En efecto, tres ciclones en el 2010, las inundaciones del Lago Enriquillo, la notable reducción de las aguas de la laguna de Cabral, así como la disminución del cauce del río Yaque del Sur y de toda una serie de ríos, riachuelos, corrientes de agua y pozas, nos dicen que no podemos perder más tiempo y tomar las previsiones que el caso amerita.

Nuestro Sur se caracteriza por la abundancia de bosque seco y limitada cantidad de agua, lo cual ha incidido negativamente en su desarrollo económico y social. A su vez, durante el siglo pasado fue atacado por numerosos ciclones que provocaron grandes pérdidas en infraestructuras, explotaciones agropecuarias, hogares y centenares de víctimas humanas.

De igual modo, la Región Enriquillo con regularidad es azotada por incendios forestales espontáneos, pero cada vez es más frecuente la intervención de manos criminales que desguazan nuestros bosques, especialmente los ubicados en las cuencas hidrográficas.

 Son numerosos los profesionales y especialistas suroestanos que vinculan el deterioro ambiental de las cuatro provincias de la Región Enriquillo, con el incremento de las plagas y enfermedades que afectan la flora y la fauna de esta parte del país.

Las grandes explotaciones-como es el caso del Ingenio Barahona-también confrontan serias limitaciones en su desempeño. La pasada Zafra se redujo el área sembrada, la producción de azúcar y la de melaza. También se contrajo la contratación de mano de obra, la compra de insumos, el transporte de azúcar y melaza al mercado nacional, así como la compra de otras materias primas. Si ampliamos este caso a las plantaciones de plátano, guineos, tomates, frutales y otros rubros, entonces podemos percatarnos de la gravedad de la situación.

Es en este punto que nuevamente fijamos nuestra atención en la presa de Monte Grande. Es entonces que nos percatamos de su importancia estratégica para el presente y el futuro sostenible de las poblaciones ubicadas en el valle de Neyba.

Sería muy reiterativo presentar nuevamente los principales beneficios que se derivan de esta importante obra, pero no podemos dejar de citar que uno de los principales aportes de la Presa, es garantizar el suministro de agua  para la agropecuaria y el consumo humano por los próximos ochenta años!!

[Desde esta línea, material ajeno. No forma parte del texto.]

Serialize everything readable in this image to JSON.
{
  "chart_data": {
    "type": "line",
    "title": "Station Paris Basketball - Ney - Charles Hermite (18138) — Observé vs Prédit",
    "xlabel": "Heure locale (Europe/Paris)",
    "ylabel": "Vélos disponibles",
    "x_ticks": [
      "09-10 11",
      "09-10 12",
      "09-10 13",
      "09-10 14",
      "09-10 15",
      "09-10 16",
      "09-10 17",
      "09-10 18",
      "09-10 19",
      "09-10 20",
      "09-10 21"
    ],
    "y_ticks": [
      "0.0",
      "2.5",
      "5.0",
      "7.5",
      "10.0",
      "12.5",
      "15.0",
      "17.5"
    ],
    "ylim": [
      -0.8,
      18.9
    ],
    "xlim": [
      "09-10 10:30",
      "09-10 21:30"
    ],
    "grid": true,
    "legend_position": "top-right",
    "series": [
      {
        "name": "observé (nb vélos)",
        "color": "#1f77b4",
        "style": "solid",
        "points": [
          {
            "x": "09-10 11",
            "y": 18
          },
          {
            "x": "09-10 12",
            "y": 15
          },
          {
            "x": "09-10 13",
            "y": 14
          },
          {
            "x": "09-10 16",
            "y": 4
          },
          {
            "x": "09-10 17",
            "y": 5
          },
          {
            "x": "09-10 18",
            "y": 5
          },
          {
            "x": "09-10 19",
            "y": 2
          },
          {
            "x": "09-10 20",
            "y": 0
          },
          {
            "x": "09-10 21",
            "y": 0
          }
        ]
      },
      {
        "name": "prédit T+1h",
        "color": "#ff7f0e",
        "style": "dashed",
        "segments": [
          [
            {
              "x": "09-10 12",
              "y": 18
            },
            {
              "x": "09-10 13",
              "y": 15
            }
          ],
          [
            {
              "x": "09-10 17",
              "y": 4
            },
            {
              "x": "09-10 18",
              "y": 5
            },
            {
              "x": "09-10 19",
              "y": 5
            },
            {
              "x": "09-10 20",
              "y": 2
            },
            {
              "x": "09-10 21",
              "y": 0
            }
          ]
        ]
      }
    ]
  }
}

Tendríamos garantizada nuestra “seguridad hídrica” y controladas las inundaciones.

Los barahoneros, la gente de Jimaní y los pobladores de Neyba y de todos los Municipios y Distritos Municipales que integran las tres demarcaciones, tienen que dar un paso al frente y reclamar al Gobierno que reinicie los trabajos de construcción de la PRESA DE MONTE GRANDE en la primera semana de Enero del 2016.